O briefing da Agência Europeia do Ambiente (AEA) “Os benefícios para a biodiversidade de uma economia circular forte” explora como a economia circular pode reduzir e, em alguns casos, reverter os impactos da produção e consumo na biodiversidade.

Várias avaliações recentes alertaram sobre a perda de biodiversidade e o declínio dos ecossistemas na Europa e no mundo devido a padrões insustentáveis de produção e consumo.
O novo briefing da AEA aponta que as práticas de economia circular podem ajudar a proteger a biodiversidade, reduzindo o uso de recursos primários, evitando a poluição e, principalmente, adquirindo materiais por meio de práticas favoráveis à biodiversidade.

 

De acordo com o briefing da AEA, o fornecimento de alimentos, materiais de construção e têxteis que respeitam a biodiversidade, por exemplo, merece mais atenção, pois pode ampliar o potencial da economia circular para reduzir ou mesmo reverter a perda de biodiversidade.
Tais práticas incluem o uso de algas marinhas para ração animal ou fertilizante agrícola, recirculação de água de telhados verdes e uso de métodos de produção agroflorestal para têxteis.
Esse tipo de abastecimento favorável à biodiversidade precisa ser adicionado à hierarquia tradicional de “reduzir, reutilizar e reciclar” em ações de economia circular, afirma o briefing da EEA.

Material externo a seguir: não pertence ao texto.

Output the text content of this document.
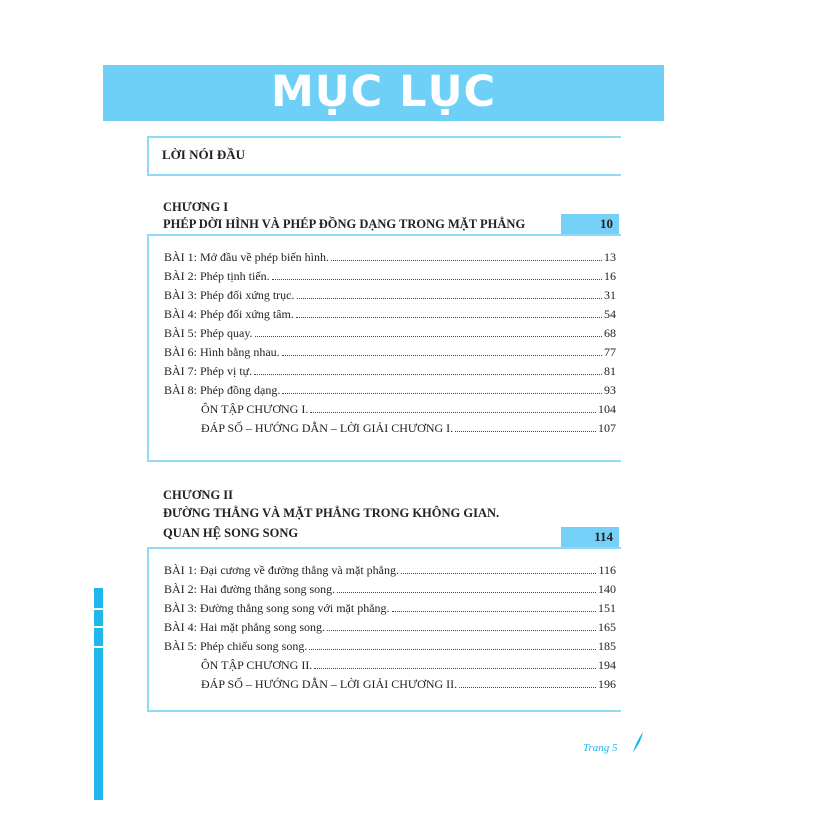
MỤC LỤC
LỜI NÓI ĐẦU
CHƯƠNG I
PHÉP DỜI HÌNH VÀ PHÉP ĐỒNG DẠNG TRONG MẶT PHẲNG	10
BÀI 1: Mở đầu về phép biến hình.	13
BÀI 2: Phép tịnh tiến.	16
BÀI 3: Phép đối xứng trục.	31
BÀI 4: Phép đối xứng tâm.	54
BÀI 5: Phép quay.	68
BÀI 6: Hình bằng nhau.	77
BÀI 7: Phép vị tự.	81
BÀI 8: Phép đồng dạng.	93
ÔN TẬP CHƯƠNG I.	104
ĐÁP SỐ – HƯỚNG DẪN – LỜI GIẢI CHƯƠNG I.	107
CHƯƠNG II
ĐƯỜNG THẲNG VÀ MẶT PHẲNG TRONG KHÔNG GIAN.
QUAN HỆ SONG SONG	114
BÀI 1: Đại cương về đường thẳng và mặt phẳng.	116
BÀI 2: Hai đường thẳng song song.	140
BÀI 3: Đường thẳng song song với mặt phẳng.	151
BÀI 4: Hai mặt phẳng song song.	165
BÀI 5: Phép chiếu song song.	185
ÔN TẬP CHƯƠNG II.	194
ĐÁP SỐ – HƯỚNG DẪN – LỜI GIẢI CHƯƠNG II.	196
Trang 5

Políticos, empresas e cidadãos podem desempenhar o seu papel para tornar as ações de economia circular mais benéficas para a natureza.

É necessário que os decisores projetem políticas que garantam uma forte integração entre as ações de economia circular e os aspectos da biodiversidade ao longo de todo o ciclo de vida de bens e serviços.
As empresas precisam desenvolver e melhorar inovações, prestando atenção à vida útil dos produtos, à poluição e à aquisição de materiais.
Os consumidores podem apoiar essas ações reduzindo os consumos e exigindo escolhas mais favoráveis à biodiversidade. Mudanças nas dietas alimentares podem ajudar a reduzir o uso de água e as emissões de gases de efeito estufa, observa o briefing da AEA.